La droga fue encontrada en un contenedor de pescado en Marín en 2010


lugo / la voz

Los abogados de los cinco acusados por la descarga en Marín, en septiembre de 2010, de media tonelada de cocaína, dentro de un contenedor que contenía escualo y pota (calamar) congelados intentaron ayer, en el juicio en la Audiencia Provincial de Lugo, anular el auto por el que fueron efectuadas las escuchas telefónicas. Para cuatro de los procesados se piden 12 años de cárcel y para otro, 13, así como multas de más de 71 millones.

Los letrados basan la solicitud de anulación de las escuchas en que, a su juicio, carecen de soporte jurídico, en tanto que fueron autorizadas mediante un oficio policial de nueve folios en los que apenas se concreta nada. Alegan que hubo una total falta de control. Esta cuestión se resolverá en la sentencia.

También intentaron los abogados la nulidad del registro de los contenedores. Alegaron que la policía no disponía de la correspondiente orden para abrir estos recipientes; la orden llegó a posteriori. En este caso, el tribunal consideró que no hay razón para la nulidad.

Dos de los acusados son tío y sobrino. El sobrino, según declaró, utilizaba el nombre de la empresa del tío para efectuar los encargos de contenedores de pescado congelado. Explicó que él y su hermano tenían desde 1998 una empresa dedicada a la compra venta de pescado y cefalópodo congelado; importaban desde el año 2000. El hermano del ahora acusado murió en un accidente de moto.
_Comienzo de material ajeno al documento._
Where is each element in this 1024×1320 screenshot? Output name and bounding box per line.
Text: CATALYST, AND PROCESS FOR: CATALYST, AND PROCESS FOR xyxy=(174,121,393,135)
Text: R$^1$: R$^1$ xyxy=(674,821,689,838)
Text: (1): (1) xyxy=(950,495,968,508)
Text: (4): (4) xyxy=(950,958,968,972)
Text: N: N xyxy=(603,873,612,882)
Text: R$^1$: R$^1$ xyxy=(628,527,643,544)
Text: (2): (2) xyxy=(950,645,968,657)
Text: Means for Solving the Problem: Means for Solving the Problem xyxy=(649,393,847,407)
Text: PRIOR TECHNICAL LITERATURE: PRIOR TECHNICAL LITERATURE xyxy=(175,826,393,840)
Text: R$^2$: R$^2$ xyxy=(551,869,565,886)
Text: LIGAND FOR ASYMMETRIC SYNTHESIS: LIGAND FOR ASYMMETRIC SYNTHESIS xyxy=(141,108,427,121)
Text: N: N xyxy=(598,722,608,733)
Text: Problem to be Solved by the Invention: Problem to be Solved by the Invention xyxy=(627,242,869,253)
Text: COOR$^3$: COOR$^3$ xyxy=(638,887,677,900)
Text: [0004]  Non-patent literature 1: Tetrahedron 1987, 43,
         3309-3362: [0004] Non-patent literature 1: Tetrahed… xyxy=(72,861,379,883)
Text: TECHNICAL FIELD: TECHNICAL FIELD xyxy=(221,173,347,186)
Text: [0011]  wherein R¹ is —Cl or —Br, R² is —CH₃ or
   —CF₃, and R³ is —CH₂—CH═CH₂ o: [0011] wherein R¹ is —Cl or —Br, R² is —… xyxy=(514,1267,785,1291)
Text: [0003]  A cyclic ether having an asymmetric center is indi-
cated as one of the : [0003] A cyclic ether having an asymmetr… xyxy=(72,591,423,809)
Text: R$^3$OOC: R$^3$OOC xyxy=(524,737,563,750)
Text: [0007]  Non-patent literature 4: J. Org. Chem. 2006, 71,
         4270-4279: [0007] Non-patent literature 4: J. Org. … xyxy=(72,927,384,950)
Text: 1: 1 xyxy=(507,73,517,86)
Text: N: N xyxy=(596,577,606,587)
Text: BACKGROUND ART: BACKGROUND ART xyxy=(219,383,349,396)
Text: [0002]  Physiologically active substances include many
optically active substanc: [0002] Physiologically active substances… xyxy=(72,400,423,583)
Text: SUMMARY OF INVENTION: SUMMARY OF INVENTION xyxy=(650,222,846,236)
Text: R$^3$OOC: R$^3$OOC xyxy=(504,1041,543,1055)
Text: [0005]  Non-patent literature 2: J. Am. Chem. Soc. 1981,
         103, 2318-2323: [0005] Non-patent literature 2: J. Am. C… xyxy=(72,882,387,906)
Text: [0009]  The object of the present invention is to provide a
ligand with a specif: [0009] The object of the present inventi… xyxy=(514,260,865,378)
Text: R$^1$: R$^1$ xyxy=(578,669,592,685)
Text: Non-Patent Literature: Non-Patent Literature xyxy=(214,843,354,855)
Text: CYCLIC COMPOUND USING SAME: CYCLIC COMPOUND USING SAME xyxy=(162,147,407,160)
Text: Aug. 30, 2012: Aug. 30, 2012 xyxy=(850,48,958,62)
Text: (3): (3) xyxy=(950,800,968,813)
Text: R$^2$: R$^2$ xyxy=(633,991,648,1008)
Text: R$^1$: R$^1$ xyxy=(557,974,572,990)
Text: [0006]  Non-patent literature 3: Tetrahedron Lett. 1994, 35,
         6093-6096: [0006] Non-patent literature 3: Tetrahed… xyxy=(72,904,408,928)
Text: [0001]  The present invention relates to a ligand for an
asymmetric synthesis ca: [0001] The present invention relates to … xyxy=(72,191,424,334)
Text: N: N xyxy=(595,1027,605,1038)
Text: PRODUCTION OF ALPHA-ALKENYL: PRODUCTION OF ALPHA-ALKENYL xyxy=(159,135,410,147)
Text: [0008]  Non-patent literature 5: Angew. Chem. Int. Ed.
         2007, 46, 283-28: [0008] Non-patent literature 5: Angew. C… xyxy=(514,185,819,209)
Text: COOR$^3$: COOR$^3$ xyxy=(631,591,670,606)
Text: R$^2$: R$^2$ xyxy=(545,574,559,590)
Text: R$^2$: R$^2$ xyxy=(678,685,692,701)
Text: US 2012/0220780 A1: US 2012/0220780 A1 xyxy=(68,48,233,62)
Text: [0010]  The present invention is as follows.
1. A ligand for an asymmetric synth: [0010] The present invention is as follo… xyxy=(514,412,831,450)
El fallecido dejó deudas con varios proveedores; como la empresa estaba a nombre de los dos, tenía problemas para poder comprar partidas de pescado, pese a que creó una nueva firma comercial. Por eso pidió a su tío que le dejase efectuar los encargos a nombre de su empresa. Dijo que de 2006 a 2008 pasó una depresión y que entre 2008 y 2010 empezó a trabajar vendiendo pescado con el camión por las casas.

Con respecto al contenedor en el que apareció la droga, procedente de Guayaquil (Ecuador), aseguró que contenía escualo y calamar, mientras que él esperaba escualo y mero. El transitario del puerto le informó de que había problemas con la documentación sanitaria, porque estaba firmada por alguien no autorizado. Habló con la empresa suministradora, y le enviaron otra documentación, pero tampoco esta vez valía la firma. Por tanto, firmó, o selló, la renuncia a dicho envío. Manifestó que, en consecuencia, «esos contenedores a mi mano no llegaron».

En sus declaraciones, los acusados, al menos en apariencia, dieron explicaciones a las cuestiones que les fueron planteadas en relación con las escuchas telefónicas. De sus respectivas estancias en Madrid, uno de ellos reconoció que fue para viajar a Colombia, donde residía una antigua novia. El billete de avión lo pagó el hermano de la novia. Aseguró que se escapó para España, antes de la fecha prevista, cuando le indicaron que tendría que traer una maleta.

Otro de los detenidos, explicó que hizo obras y tenía otras proyectadas en una nave de la empresa que importaba el pescado. Como el empresario ni recibía la subvención que esperaba para las obras, ni conseguía vender el pescado, lo llamaba con frecuencia para ver si disponía del dinero necesario. Ese acusado explicó que tuvo que cambiar de abogado porque el otro «non me valía de nada».

Los distintos motivos de unos viajes a Madrid vigilados por los policías

Uno de los acusados reconoció que viajó a Madrid en agosto de 2010 para negociar una operación de droga, pero afirmó que no tenía nada que ver con el caso que ayer se juzgaba en la Audiencia Provincial. «No tiene relación ninguna con esto», afirmó. Otros de los acusados admitieron haber viajado a Madrid en julio de 2010. Uno de ellos, el que encargó el contenedor de pescado, dijo que fue a la capital de España «de fiesta», en un momento difícil para él porque estaba separándose. Viajó con otro de los acusados (el que tenía el encargo de efectuar las obras en la nave de la empresa que se encargaba de la importancia de los contenedores) y con otro más. En O Corgo se encontraron con el procesado que afirma que la operación de droga que negoció en Madrid no tiene nada que ver con los hechos que ayer se juzgaban en la Audiencia, que en esta fecha no se desplazó a la capital; parece que hablaron de vender pescado en Asturias. Los hombres que ayer se sentaron en el banquillo ingresaron en prisión provisional el 18 de octubre de 2010, y fueron quedando en libertad. Alguno de ellos está en prisión por otro caso.